This is late, but it works with laravel 7.x

$messages = Message::where('status', 0)
    ->paginate(10, ['*'], 'p')
    ->appends(Arr::except(Request::query(), 'p'));

In your view, example(inbox.blade.php)

{{$messages->links()}}

Answer 3

This is an easy solution I've found on Laravel 4.

Controller

Change the page name before you make the paginator:

Paginator::setPageName('page_a');
$collection_A = ModelA::paginate(10);

Paginator::setPageName('page_b');
$collection_B = ModelB::paginate(10);

View

Do the same: change the page name before you print the links

Paginator::setPageName('page_a');
$collection_A->links();

Paginator::setPageName('page_b');
$collection_B->links();

If you don't want to lose any page state while you navigate to another page, append to the links the current page from all collections:

Paginator::setPageName('page_a');
$collection_A->appends('page_b', Input::get('page_b',1))->links();

Paginator::setPageName('page_b');
$collection_B->appends('page_a', Input::get('page_a',1))->links();

Answer 4

$publishedArticles = Article::paginate(10, ['*'], 'published');
$unpublishedArticles = Article::paginate(10, ['*'], 'unpublished');

The third argument is used as follows:

laravel/public/articles?published=3

laravel/public/articles?unpublished=1

Answer 5

in laravel 5.3 (maibe working in other laravel 5 version), i use like this:

    $produk = Produk::paginate(5, ['*'], 'produk');
    $region = Region::paginate(5, ['*'], 'region');

and in blade templating append links currents of other to keep the position:

    {{$produk->appends(['region' => $region->currentPage()])->links()}}    
    {{$region->appends(['produk' => $produk->currentPage()])->links()}}    

Answer 6

Sounds to me like you need to update the paging tool so that it has an extra param that identifies the table as it's not smart enough to know that it might have 2 instances of itself on the same page.. DOH!

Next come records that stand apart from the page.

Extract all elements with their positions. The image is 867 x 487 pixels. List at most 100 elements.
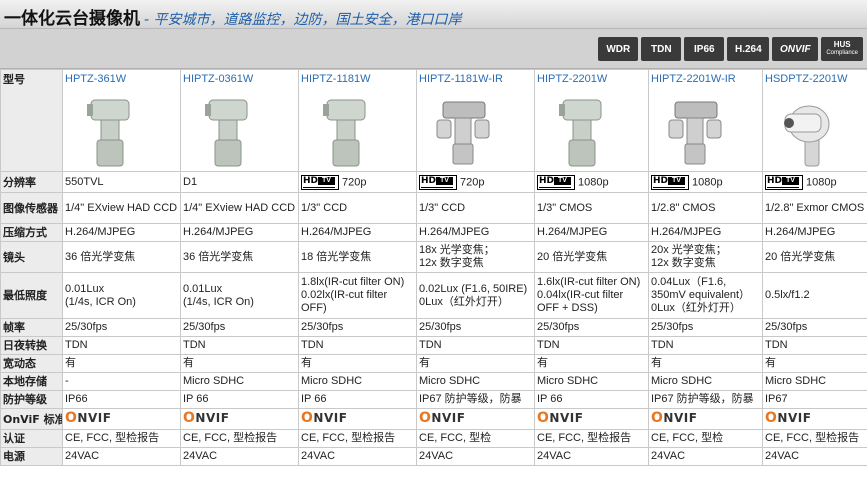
ir-ptz-camera-icon — [665, 90, 725, 170]
onvif-cell: ONVIF — [62, 408, 181, 430]
onvif-logo-icon: ONVIF — [765, 410, 812, 426]
row-label-day_night: 日夜转换 — [0, 336, 63, 355]
protection-cell: IP 66 — [298, 390, 417, 409]
row-label-cert: 认证 — [0, 429, 63, 448]
feature-badge-bar: WDR TDN IP66 H.264 ONVIF HUS Compliance — [0, 29, 867, 69]
wdr-cell: 有 — [62, 354, 181, 373]
min_illum-cell: 0.01Lux (1/4s, ICR On) — [62, 272, 181, 319]
resolution-value: 1080p — [578, 175, 609, 188]
resolution-cell: HD TV 1080p — [648, 171, 763, 193]
min_illum-cell: 0.02Lux (F1.6, 50IRE) 0Lux（红外灯开） — [416, 272, 535, 319]
product-model-name: HIPTZ-2201W-IR — [651, 73, 736, 85]
compression-cell: H.264/MJPEG — [298, 223, 417, 242]
min_illum-cell: 0.01Lux (1/4s, ICR On) — [180, 272, 299, 319]
product-model-cell: HPTZ-361W — [62, 69, 181, 172]
fps-cell: 25/30fps — [62, 318, 181, 337]
row-compression: 压缩方式 H.264/MJPEG H.264/MJPEG H.264/MJPEG H.2… — [0, 223, 867, 242]
product-model-name: HPTZ-361W — [65, 73, 127, 85]
row-onvif: OnViF 标准 ONVIF ONVIF ONVIF ONVIF ONVIF ONVIF ON… — [0, 408, 867, 430]
row-storage: 本地存储 - Micro SDHC Micro SDHC Micro SDHC Micro… — [0, 372, 867, 391]
page-header: 一体化云台摄像机 - 平安城市，道路监控，边防，国土安全，港口口岸 — [0, 0, 867, 29]
lens-cell: 18 倍光学变焦 — [298, 241, 417, 273]
product-model-name: HSDPTZ-2201W — [765, 73, 848, 85]
dome-ptz-camera-icon — [779, 90, 839, 170]
resolution-value: D1 — [183, 175, 198, 188]
wdr-cell: 有 — [416, 354, 535, 373]
power-cell: 24VAC — [180, 447, 299, 466]
compression-cell: H.264/MJPEG — [416, 223, 535, 242]
compression-cell: H.264/MJPEG — [180, 223, 299, 242]
protection-cell: IP66 — [62, 390, 181, 409]
product-model-name: HIPTZ-2201W — [537, 73, 608, 85]
protection-cell: IP67 — [762, 390, 867, 409]
day_night-cell: TDN — [180, 336, 299, 355]
power-cell: 24VAC — [648, 447, 763, 466]
lens-cell: 20 倍光学变焦 — [534, 241, 649, 273]
storage-cell: Micro SDHC — [648, 372, 763, 391]
onvif-cell: ONVIF — [416, 408, 535, 430]
onvif-cell: ONVIF — [298, 408, 417, 430]
sensor-cell: 1/2.8" Exmor CMOS — [762, 192, 867, 224]
sensor-cell: 1/3" CCD — [416, 192, 535, 224]
ptz-camera-icon — [79, 90, 139, 170]
row-power: 电源 24VAC 24VAC 24VAC 24VAC 24VAC 24VAC 24VAC — [0, 447, 867, 466]
row-resolution: 分辨率 550TVL D1 HD TV 720p HD TV 720p HD TV 1080p HD TV… — [0, 171, 867, 193]
wdr-cell: 有 — [180, 354, 299, 373]
cert-cell: CE, FCC, 型检报告 — [298, 429, 417, 448]
hdtv-logo-icon: HD TV — [419, 174, 457, 190]
fps-cell: 25/30fps — [534, 318, 649, 337]
resolution-value: 1080p — [692, 175, 723, 188]
product-model-cell: HIPTZ-1181W — [298, 69, 417, 172]
power-cell: 24VAC — [762, 447, 867, 466]
min_illum-cell: 0.5lx/f1.2 — [762, 272, 867, 319]
power-cell: 24VAC — [534, 447, 649, 466]
product-model-cell: HIPTZ-0361W — [180, 69, 299, 172]
badge-hus-compliance: HUS Compliance — [821, 37, 863, 61]
cert-cell: CE, FCC, 型检报告 — [762, 429, 867, 448]
row-label-min_illum: 最低照度 — [0, 272, 63, 319]
row-label-fps: 帧率 — [0, 318, 63, 337]
onvif-logo-icon: ONVIF — [651, 410, 698, 426]
min_illum-cell: 1.6lx(IR-cut filter ON) 0.04lx(IR-cut fi… — [534, 272, 649, 319]
storage-cell: Micro SDHC — [534, 372, 649, 391]
badge-onvif: ONVIF — [772, 37, 819, 61]
day_night-cell: TDN — [762, 336, 867, 355]
fps-cell: 25/30fps — [416, 318, 535, 337]
protection-cell: IP 66 — [534, 390, 649, 409]
product-model-name: HIPTZ-1181W-IR — [419, 73, 503, 85]
product-model-cell: HSDPTZ-2201W — [762, 69, 867, 172]
day_night-cell: TDN — [534, 336, 649, 355]
ir-ptz-camera-icon — [433, 90, 493, 170]
lens-cell: 20x 光学变焦； 12x 数字变焦 — [648, 241, 763, 273]
cert-cell: CE, FCC, 型检报告 — [534, 429, 649, 448]
storage-cell: Micro SDHC — [762, 372, 867, 391]
resolution-cell: D1 — [180, 171, 299, 193]
compression-cell: H.264/MJPEG — [534, 223, 649, 242]
row-label-protection: 防护等级 — [0, 390, 63, 409]
sensor-cell: 1/2.8" CMOS — [648, 192, 763, 224]
feature-badges: WDR TDN IP66 H.264 ONVIF HUS Compliance — [598, 37, 863, 61]
row-label-model: 型号 — [0, 69, 63, 172]
wdr-cell: 有 — [534, 354, 649, 373]
wdr-cell: 有 — [762, 354, 867, 373]
product-model-cell: HIPTZ-1181W-IR — [416, 69, 535, 172]
onvif-cell: ONVIF — [180, 408, 299, 430]
compression-cell: H.264/MJPEG — [762, 223, 867, 242]
resolution-cell: 550TVL — [62, 171, 181, 193]
min_illum-cell: 0.04Lux（F1.6, 350mV equivalent） 0Lux（红外灯… — [648, 272, 763, 319]
resolution-value: 550TVL — [65, 175, 104, 188]
onvif-cell: ONVIF — [534, 408, 649, 430]
badge-wdr: WDR — [598, 37, 639, 61]
storage-cell: Micro SDHC — [416, 372, 535, 391]
product-model-name: HIPTZ-0361W — [183, 73, 254, 85]
badge-ip66: IP66 — [684, 37, 725, 61]
hdtv-logo-icon: HD TV — [651, 174, 689, 190]
product-model-cell: HIPTZ-2201W — [534, 69, 649, 172]
power-cell: 24VAC — [298, 447, 417, 466]
protection-cell: IP67 防护等级，防暴 — [648, 390, 763, 409]
protection-cell: IP 66 — [180, 390, 299, 409]
sensor-cell: 1/4" EXview HAD CCD — [180, 192, 299, 224]
day_night-cell: TDN — [416, 336, 535, 355]
day_night-cell: TDN — [62, 336, 181, 355]
row-label-onvif: OnViF 标准 — [0, 408, 63, 430]
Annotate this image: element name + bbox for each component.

Rather than having to set the current page for all tables through a URL, ideally you want to store the active page number in the session by table id THEN, your script only has to worry about instructions and not worry about ensuring it carries existing page numbers also.

Here's a really draft concept....

// The page would be $tableId + "," + $pageNum
// Passed as a value of "page"
$goTo = "$tableId,$pageNum";
?page=$goTo

Then, when it gets to the part that's getting your table data it would do something like

if(!empty($_GET["page"])){
    list($tableId,$pageNum) = explode(",",$_GET["page"]);

    // Store table's active page number
    $_SESSION["_tableBrowser"][$tableId] = $pageNum;


    // Your table reader would then look at the session for the active page number
    // and not what is in $_GET
}